4. Shop for your car
Once you have preapproval — or are at least prequalified with a few lenders — it is time to shop for your car. Alongside reviewing negotiation strategies and checking vehicle information on sites like Kelley Blue Book and Edmunds, you will need to verify that the car you want meets your lender’s standards.
Lenders may set restrictions on where you can buy your car. Some larger banks may only fund loans for cars from dealerships in its network. More commonly, lenders will have rules for used vehicles. Older cars, or cars with high mileage, may not qualify for financing.
A lender may also limit you to buying from dealerships, not private sellers. And if you are able to buy from a private seller, you may face higher rates and more paperwork to complete the purchase.
5. Compare dealership offers
After you have preapproval from a lender and have found the car you want to buy, check what the dealership can offer.
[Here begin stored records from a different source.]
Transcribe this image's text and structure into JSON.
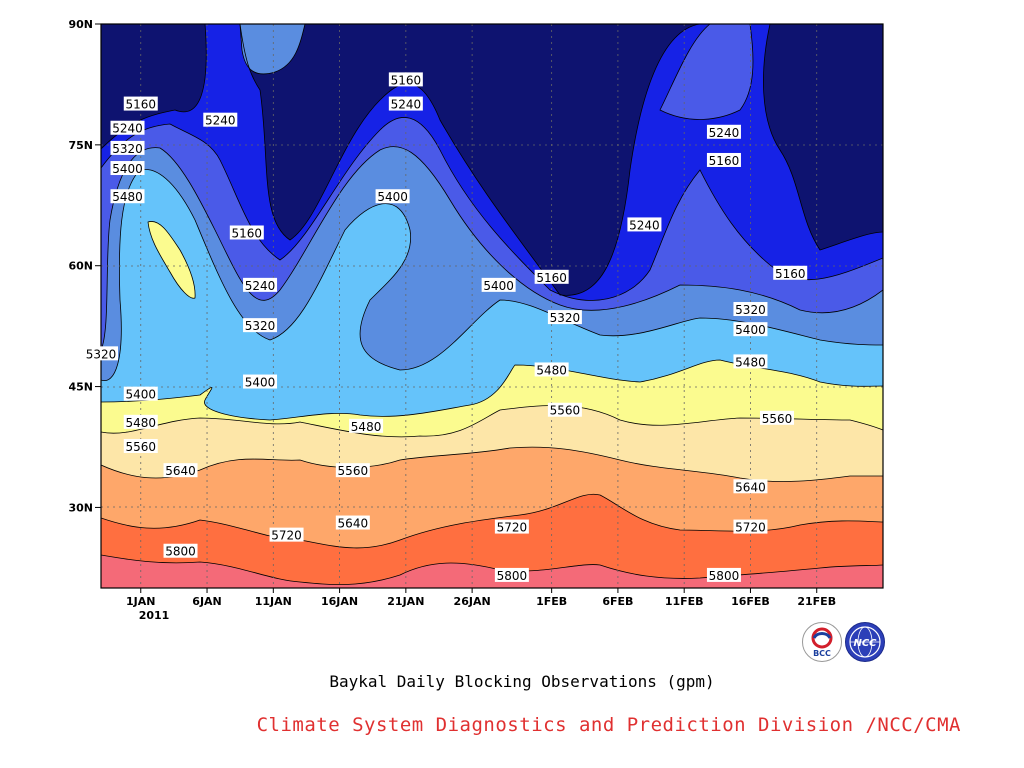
{
  "chart_data": {
    "type": "contour",
    "title": "Baykal Daily Blocking Observations (gpm)",
    "x_tick_labels": [
      "1JAN",
      "6JAN",
      "11JAN",
      "16JAN",
      "21JAN",
      "26JAN",
      "1FEB",
      "6FEB",
      "11FEB",
      "16FEB",
      "21FEB"
    ],
    "x_year_label": "2011",
    "x_range": [
      "2010-12-29",
      "2011-02-26"
    ],
    "y_tick_labels": [
      "90N",
      "75N",
      "60N",
      "45N",
      "30N"
    ],
    "y_range": [
      20,
      90
    ],
    "grid": true,
    "contour_levels": [
      5160,
      5240,
      5320,
      5400,
      5480,
      5560,
      5640,
      5720,
      5800
    ],
    "fill_colors": [
      "#0e1370",
      "#1622e6",
      "#4a5ae8",
      "#5a8de0",
      "#65c3fa",
      "#fbfb8f",
      "#fde6a8",
      "#fea76a",
      "#ff6f40",
      "#f46a78"
    ],
    "contour_labels": [
      {
        "text": "5160",
        "x": "2011-01-01",
        "y": 80
      },
      {
        "text": "5240",
        "x": "2010-12-31",
        "y": 77
      },
      {
        "text": "5320",
        "x": "2010-12-31",
        "y": 74.5
      },
      {
        "text": "5400",
        "x": "2010-12-31",
        "y": 72
      },
      {
        "text": "5480",
        "x": "2010-12-31",
        "y": 68.5
      },
      {
        "text": "5240",
        "x": "2011-01-07",
        "y": 78
      },
      {
        "text": "5160",
        "x": "2011-01-09",
        "y": 64
      },
      {
        "text": "5240",
        "x": "2011-01-10",
        "y": 57.5
      },
      {
        "text": "5320",
        "x": "2011-01-10",
        "y": 52.5
      },
      {
        "text": "5400",
        "x": "2011-01-10",
        "y": 45.5
      },
      {
        "text": "5320",
        "x": "2010-12-29",
        "y": 49
      },
      {
        "text": "5400",
        "x": "2011-01-01",
        "y": 44
      },
      {
        "text": "5480",
        "x": "2011-01-01",
        "y": 40.5
      },
      {
        "text": "5560",
        "x": "2011-01-01",
        "y": 37.5
      },
      {
        "text": "5640",
        "x": "2011-01-04",
        "y": 34.5
      },
      {
        "text": "5800",
        "x": "2011-01-04",
        "y": 24.5
      },
      {
        "text": "5720",
        "x": "2011-01-12",
        "y": 26.5
      },
      {
        "text": "5640",
        "x": "2011-01-17",
        "y": 28
      },
      {
        "text": "5560",
        "x": "2011-01-17",
        "y": 34.5
      },
      {
        "text": "5480",
        "x": "2011-01-18",
        "y": 40
      },
      {
        "text": "5400",
        "x": "2011-01-20",
        "y": 68.5
      },
      {
        "text": "5160",
        "x": "2011-01-21",
        "y": 83
      },
      {
        "text": "5240",
        "x": "2011-01-21",
        "y": 80
      },
      {
        "text": "5400",
        "x": "2011-01-28",
        "y": 57.5
      },
      {
        "text": "5720",
        "x": "2011-01-29",
        "y": 27.5
      },
      {
        "text": "5800",
        "x": "2011-01-29",
        "y": 21.5
      },
      {
        "text": "5160",
        "x": "2011-02-01",
        "y": 58.5
      },
      {
        "text": "5480",
        "x": "2011-02-01",
        "y": 47
      },
      {
        "text": "5320",
        "x": "2011-02-02",
        "y": 53.5
      },
      {
        "text": "5560",
        "x": "2011-02-02",
        "y": 42
      },
      {
        "text": "5240",
        "x": "2011-02-08",
        "y": 65
      },
      {
        "text": "5240",
        "x": "2011-02-14",
        "y": 76.5
      },
      {
        "text": "5160",
        "x": "2011-02-14",
        "y": 73
      },
      {
        "text": "5800",
        "x": "2011-02-14",
        "y": 21.5
      },
      {
        "text": "5320",
        "x": "2011-02-16",
        "y": 54.5
      },
      {
        "text": "5400",
        "x": "2011-02-16",
        "y": 52
      },
      {
        "text": "5480",
        "x": "2011-02-16",
        "y": 48
      },
      {
        "text": "5640",
        "x": "2011-02-16",
        "y": 32.5
      },
      {
        "text": "5720",
        "x": "2011-02-16",
        "y": 27.5
      },
      {
        "text": "5560",
        "x": "2011-02-18",
        "y": 41
      },
      {
        "text": "5160",
        "x": "2011-02-19",
        "y": 59
      }
    ]
  },
  "footer_text": "Climate System Diagnostics and Prediction Division /NCC/CMA",
  "logos": [
    {
      "name": "bcc-logo",
      "text": "BCC"
    },
    {
      "name": "ncc-logo",
      "text": "NCC"
    }
  ]
}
Dealerships work with a network of lenders to finance your vehicle. And while dealership financing tends to have higher interest rates, your finance officer may be able to beat the terms your preapproval offer.
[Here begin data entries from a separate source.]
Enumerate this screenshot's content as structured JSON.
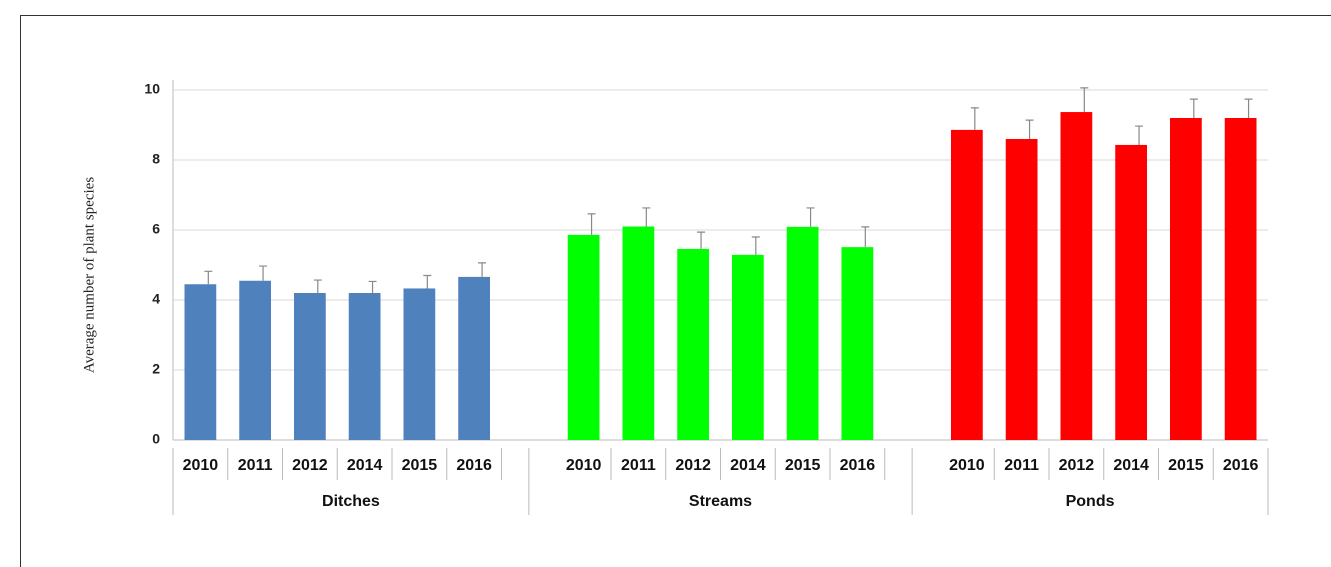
{
  "chart_data": {
    "type": "bar",
    "y_label": "Average number of plant species",
    "ylim": [
      0,
      10
    ],
    "yticks": [
      0,
      2,
      4,
      6,
      8,
      10
    ],
    "grid": true,
    "groups": [
      {
        "name": "Ditches",
        "color": "#4f81bd",
        "categories": [
          "2010",
          "2011",
          "2012",
          "2014",
          "2015",
          "2016"
        ],
        "values": [
          4.45,
          4.55,
          4.2,
          4.2,
          4.33,
          4.66
        ],
        "errors": [
          0.37,
          0.42,
          0.37,
          0.33,
          0.37,
          0.4
        ]
      },
      {
        "name": "Streams",
        "color": "#00ff00",
        "categories": [
          "2010",
          "2011",
          "2012",
          "2014",
          "2015",
          "2016"
        ],
        "values": [
          5.86,
          6.1,
          5.46,
          5.29,
          6.09,
          5.51
        ],
        "errors": [
          0.6,
          0.53,
          0.48,
          0.51,
          0.54,
          0.58
        ]
      },
      {
        "name": "Ponds",
        "color": "#ff0000",
        "categories": [
          "2010",
          "2011",
          "2012",
          "2014",
          "2015",
          "2016"
        ],
        "values": [
          8.86,
          8.6,
          9.37,
          8.43,
          9.2,
          9.2
        ],
        "errors": [
          0.63,
          0.54,
          0.69,
          0.54,
          0.54,
          0.54
        ]
      }
    ]
  }
}
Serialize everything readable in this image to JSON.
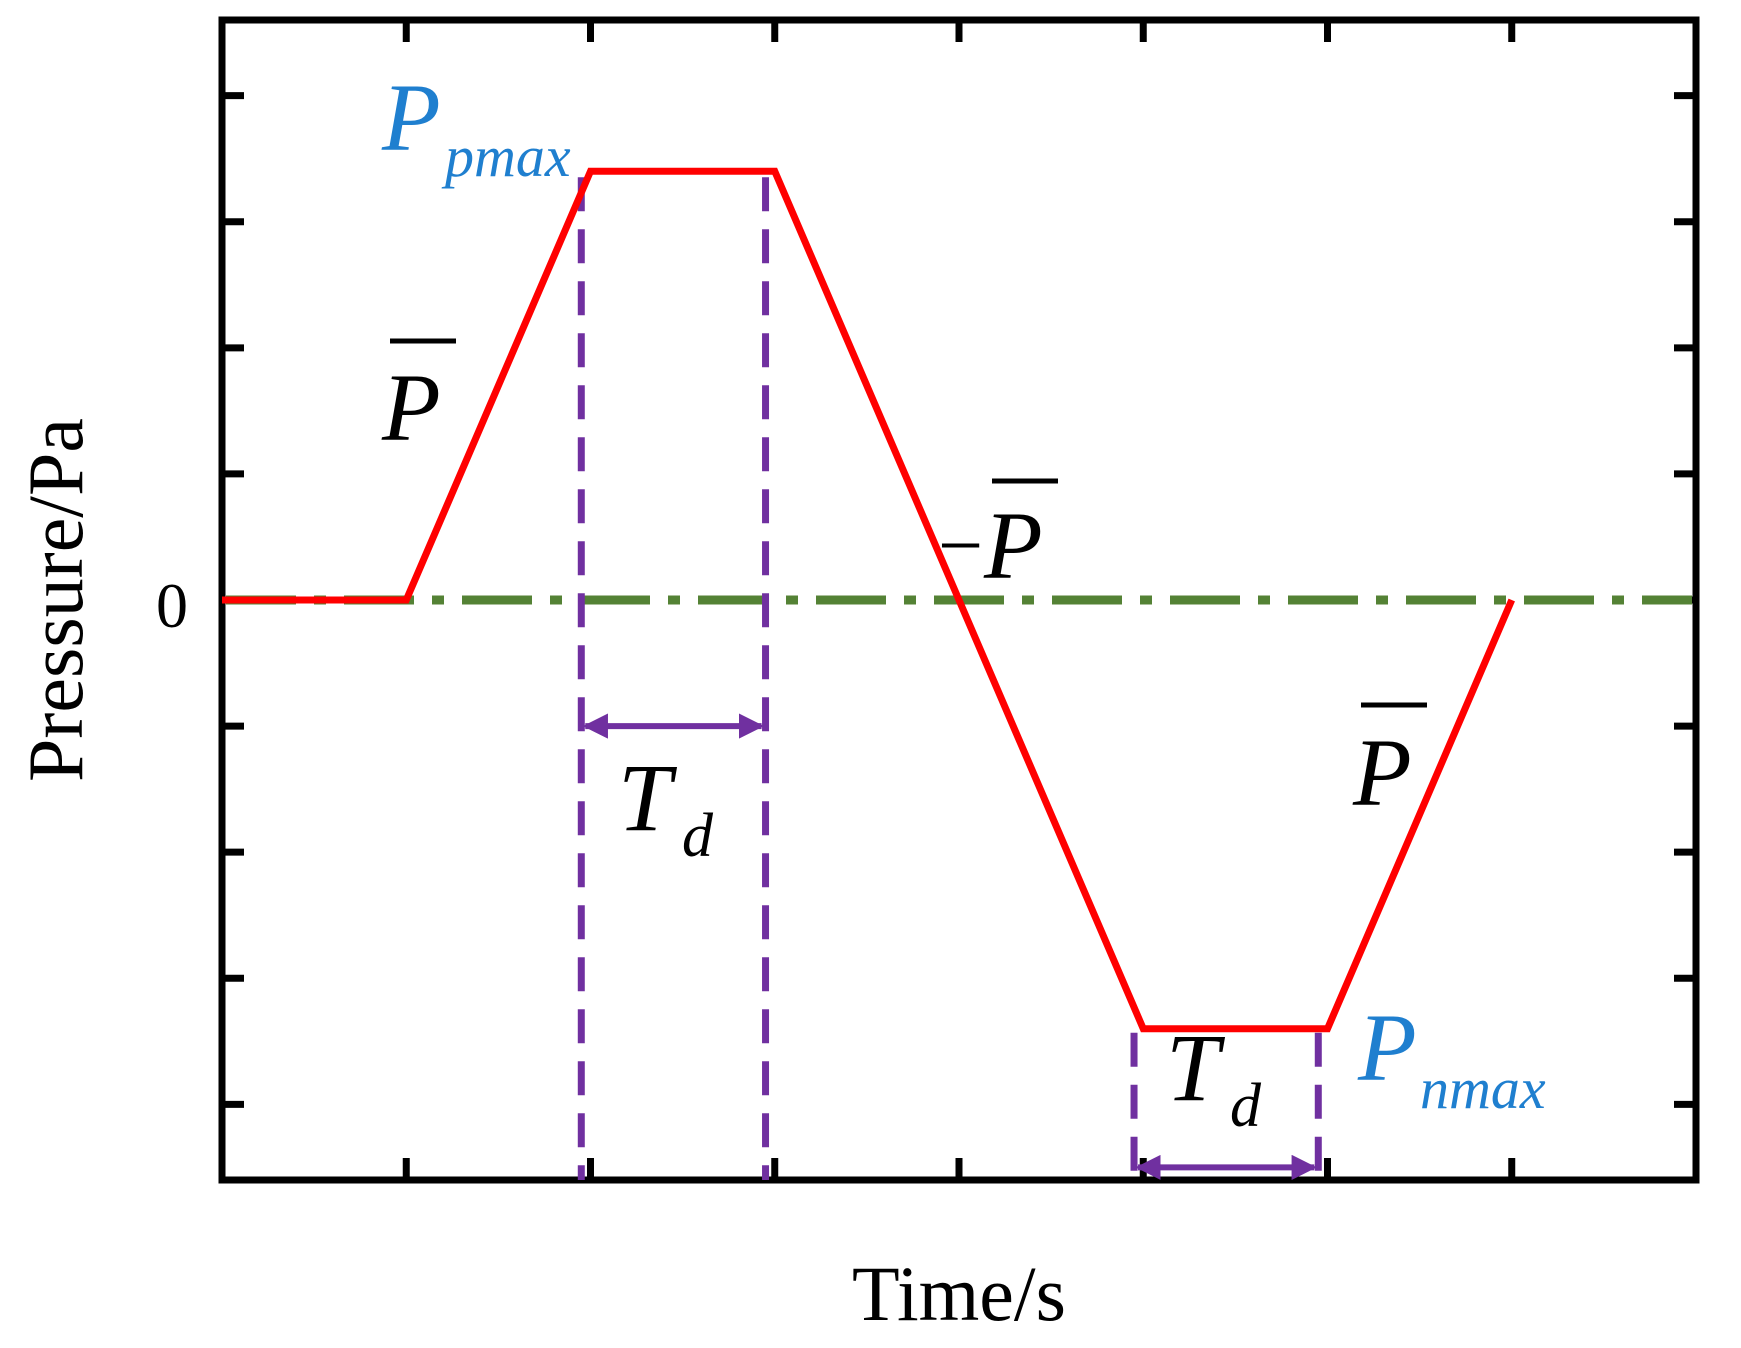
{
  "chart_data": {
    "type": "line",
    "title": "",
    "xlabel": "Time/s",
    "ylabel": "Pressure/Pa",
    "x_tick_labels": [],
    "y_tick_labels": [
      "0"
    ],
    "grid": false,
    "legend": "none",
    "xlim": [
      0,
      8
    ],
    "ylim": [
      -4.6,
      4.6
    ],
    "series": [
      {
        "color": "#ff0000",
        "x": [
          0,
          1,
          2,
          3,
          4,
          5,
          6,
          7
        ],
        "y": [
          0,
          0,
          3.4,
          3.4,
          0,
          -3.4,
          -3.4,
          0
        ]
      }
    ],
    "zero_line": {
      "y": 0,
      "style": "dash-dot",
      "color": "#548235"
    },
    "duration_markers": {
      "color": "#7030a0",
      "positive_x": [
        1.95,
        2.95
      ],
      "negative_x": [
        4.95,
        5.95
      ],
      "arrow_positive_y": -1.0,
      "arrow_negative_y": -4.5
    },
    "annotations": {
      "p_bar_rise": {
        "symbol": "P",
        "overline": true
      },
      "p_bar_fall": {
        "sign": "−",
        "symbol": "P",
        "overline": true
      },
      "p_bar_return": {
        "symbol": "P",
        "overline": true
      },
      "p_pmax": {
        "symbol": "P",
        "subscript": "pmax"
      },
      "p_nmax": {
        "symbol": "P",
        "subscript": "nmax"
      },
      "td_positive": {
        "symbol": "T",
        "subscript": "d"
      },
      "td_negative": {
        "symbol": "T",
        "subscript": "d"
      }
    }
  }
}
If they can, you could potentially score a loan with an even lower rate. If not, you already have a loan that meets your needs — and can skip dealer financing entirely.
6. Finalize your auto loan
Once you’ve found the right auto loan, confirm the terms with your lender. You will need to send in any required paperwork, including proof of insurance, before you sign.
- Sign the loan contract. If you agree to the terms, review and sign the loan contract. If you have a co-borrower or co-signer, they will also need to sign the contract. If you have an auto loan from a dealership, the dealer will provide the lender’s contact information on the contract.
- Get the vehicle title and registration. You must have your vehicle title sent to the lender and the vehicle’s registration updated to your name. The dealership will usually take care of this. If not — or if you’re buying from a private seller — work with the seller and DMV to update the necessary documents.
- Take possession of the vehicle. After you finalize your auto loan and complete the sale, you can take possession of the vehicle. While your lender will be the lienholder, you will be the official owner in charge of maintenance costs and general upkeep.
7. Start making payments
Once your loan is approved and your vehicle is purchased, you will begin making payments. Your loan agreement should have an amortization schedule that breaks down your monthly payments by interest and principal.
If your lender offers it, consider opting for automatic payments. This makes it easier to manage your loan. And in some cases, lenders may offer an autopay discount of 0.25 percent to 0.5 percent. While it may not seem significant, even a small reduction to your APR can lower the interest you pay by hundreds of dollars over the life of your auto loan.
Getting a car loan with bad credit
Having bad credit doesn’t mean you won’t qualify for an auto loan. In fact, some lenders specialize in auto loans for bad credit. But you may face more restrictions.
You will still need to check your credit and determine your budget. But prequalifying with lenders is even more critical. Exploring potential rates and the fees lenders charge will help you pick the best loan. It will also give you more negotiating power at the dealership, which may mean you can haggle for a lower rate from one of the dealership’s partner lenders.
If you cannot qualify for a monthly payment in your budget and can hold off on buying a car, take time to improve your credit score before applying again. This will help you get a lower rate or more flexible terms on your next car.
The bottom line
Financing a car can be a complex process if you aren’t prepared. But by comparing top lenders and checking your rate before you shop, you can ensure you are receiving the most competitive deal.